Q: What factored into your decision to come to Amherst?
A: I was interested in Amherst because of its pedagogy around teaching and the relationships that are really at the center of the student learning experience here at Amherst. Having gone to Oberlin, I really do believe that having professors that you can humanize is a big part of motivating students to do well in their courses and actually genuinely engage with the material. That is something that I wanted to be a part of and probably one of the primary drivers for why I ended up at Amherst.
Q: How have your first few weeks teaching here been?
A: Very chaotic. I am still trying to learn how to balance all of the different parts of me that have to come together to do research and teaching. I know there's not a lot of mentorship that's required of me in my first year, but I really do want to interact with students. Especially for those that are applying to graduate school right now, I feel like I have a lot of very recent experience that's helpful to those students, and some networking connections that could also help their decision-making process be a little bit smoother. I have been trying to do some of that, but the mentorship part’s the easiest part, because you get to sit with students and chat with them and have really fun conversations. It's really finding the time to prepare for classes and making sure that my lab is a safe space where learning can happen, but also really vibrant research can happen as well. So yeah, just really chaotic.
Q: What are you teaching this semester?
A: I'm co-teaching “Organic Chemistry I” with [Julian H. Gibbs 1946] Professor [of Chemistry David] Hansen and [Academic Manager in Organic Chemistry] Dr. [Lauren] Reutenauer.
Q: What are some of the things you try to convey in your teaching?
A: I try to convey in my teaching things that I found really compelling when I was taking the courses for the first time. The thing I loved about organic chemistry is just how relevant it is to everything we interact with every day. Regardless of your trajectory or how you live your life, you will interact with organic compounds, and they will alter the way that you go through your day, whether it's because they are medicines or because they are dye molecules or because they are organic polymers. Showing students how to start making those connections and seeing them be excited to make those connections on their own with new material is awesome. I also love when students get familiar enough with the material that it becomes just a series of puzzles to work through the rest of the coursework — that is actually a fun thing for students. It’s something I also try and emphasize as we're moving through the semester.
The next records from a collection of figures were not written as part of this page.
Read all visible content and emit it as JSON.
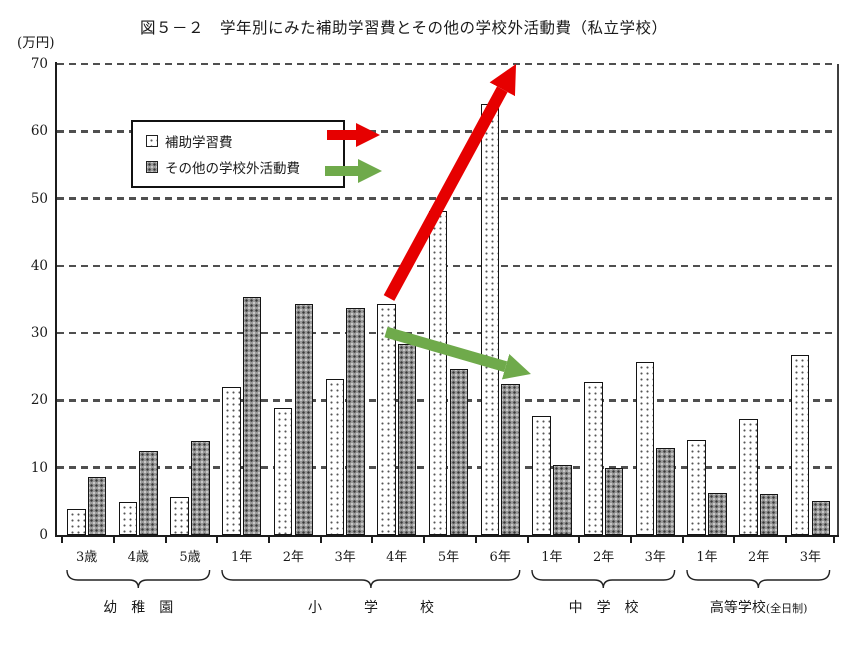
{
  "title": "図５－２　学年別にみた補助学習費とその他の学校外活動費（私立学校）",
  "y_axis": {
    "unit_label": "(万円)",
    "ticks": [
      0,
      10,
      20,
      30,
      40,
      50,
      60,
      70
    ],
    "max": 70
  },
  "legend": {
    "items": [
      {
        "label": "補助学習費",
        "swatch": "white-dotted"
      },
      {
        "label": "その他の学校外活動費",
        "swatch": "gray-dotted"
      }
    ]
  },
  "chart_data": {
    "type": "bar",
    "title": "図５－２　学年別にみた補助学習費とその他の学校外活動費（私立学校）",
    "ylabel": "(万円)",
    "ylim": [
      0,
      70
    ],
    "grid": "dashed-horizontal",
    "legend_position": "upper-left-inside",
    "categories": [
      "3歳",
      "4歳",
      "5歳",
      "1年",
      "2年",
      "3年",
      "4年",
      "5年",
      "6年",
      "1年",
      "2年",
      "3年",
      "1年",
      "2年",
      "3年"
    ],
    "sections": [
      {
        "label": "幼　稚　園",
        "span": [
          0,
          2
        ]
      },
      {
        "label": "小　　　学　　　校",
        "span": [
          3,
          8
        ]
      },
      {
        "label": "中　学　校",
        "span": [
          9,
          11
        ]
      },
      {
        "label": "高等学校",
        "sub": "(全日制)",
        "span": [
          12,
          14
        ]
      }
    ],
    "series": [
      {
        "name": "補助学習費",
        "values": [
          3.9,
          4.9,
          5.7,
          22.0,
          18.9,
          23.2,
          34.3,
          48.1,
          64.0,
          17.7,
          22.7,
          25.7,
          14.1,
          17.3,
          26.7
        ]
      },
      {
        "name": "その他の学校外活動費",
        "values": [
          8.6,
          12.5,
          14.0,
          35.4,
          34.3,
          33.7,
          28.4,
          24.7,
          22.5,
          10.4,
          10.0,
          12.9,
          6.3,
          6.1,
          5.0
        ]
      }
    ]
  },
  "annotations": {
    "arrows": [
      {
        "name": "legend-red-arrow",
        "color": "#e60000",
        "weight": 10,
        "from": [
          327,
          135
        ],
        "to": [
          380,
          135
        ]
      },
      {
        "name": "legend-green-arrow",
        "color": "#6faa4b",
        "weight": 10,
        "from": [
          325,
          171
        ],
        "to": [
          382,
          171
        ]
      },
      {
        "name": "trend-up-red-arrow",
        "color": "#e60000",
        "weight": 12,
        "from": [
          389,
          298
        ],
        "to": [
          516,
          64
        ]
      },
      {
        "name": "trend-down-green-arrow",
        "color": "#6faa4b",
        "weight": 11,
        "from": [
          386,
          332
        ],
        "to": [
          531,
          374
        ]
      }
    ]
  },
  "colors": {
    "arrow_red": "#e60000",
    "arrow_green": "#6faa4b",
    "grid_line": "#4f4f4f",
    "axis": "#1c1c1c",
    "bar_light_fill": "#ffffff",
    "bar_dark_fill": "#9a9a9a",
    "bar_border": "#141414",
    "text": "#1a1a1a"
  }
}
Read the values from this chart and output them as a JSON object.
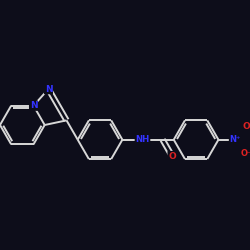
{
  "background_color": "#0d0d1a",
  "bond_color": "#d8d8d8",
  "N_color": "#3333ff",
  "O_color": "#dd2222",
  "bond_width": 1.4,
  "figsize": [
    2.5,
    2.5
  ],
  "dpi": 100,
  "xlim": [
    -1.0,
    9.5
  ],
  "ylim": [
    -3.5,
    3.5
  ]
}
Q: What do you like to do in your free time?
A: One thing that I'm starting and haven't really done, at least not consistently, before getting to Amherst is crew and rowing. I'm on a community rowing team in Northampton, and the students that are in my class are familiar with this because sometimes I'll come to class and my hands will just be completely bandaged from all of the blisters. But I really like the physical activity, and I love getting on the river first thing in the morning, even if it is kind of chilly. It's a good way to step away from everything that goes on at Amherst and in the Science Center. I think that that's really been critical for me to stay sane and also stay grounded as I've been working through the chaos of the first few weeks.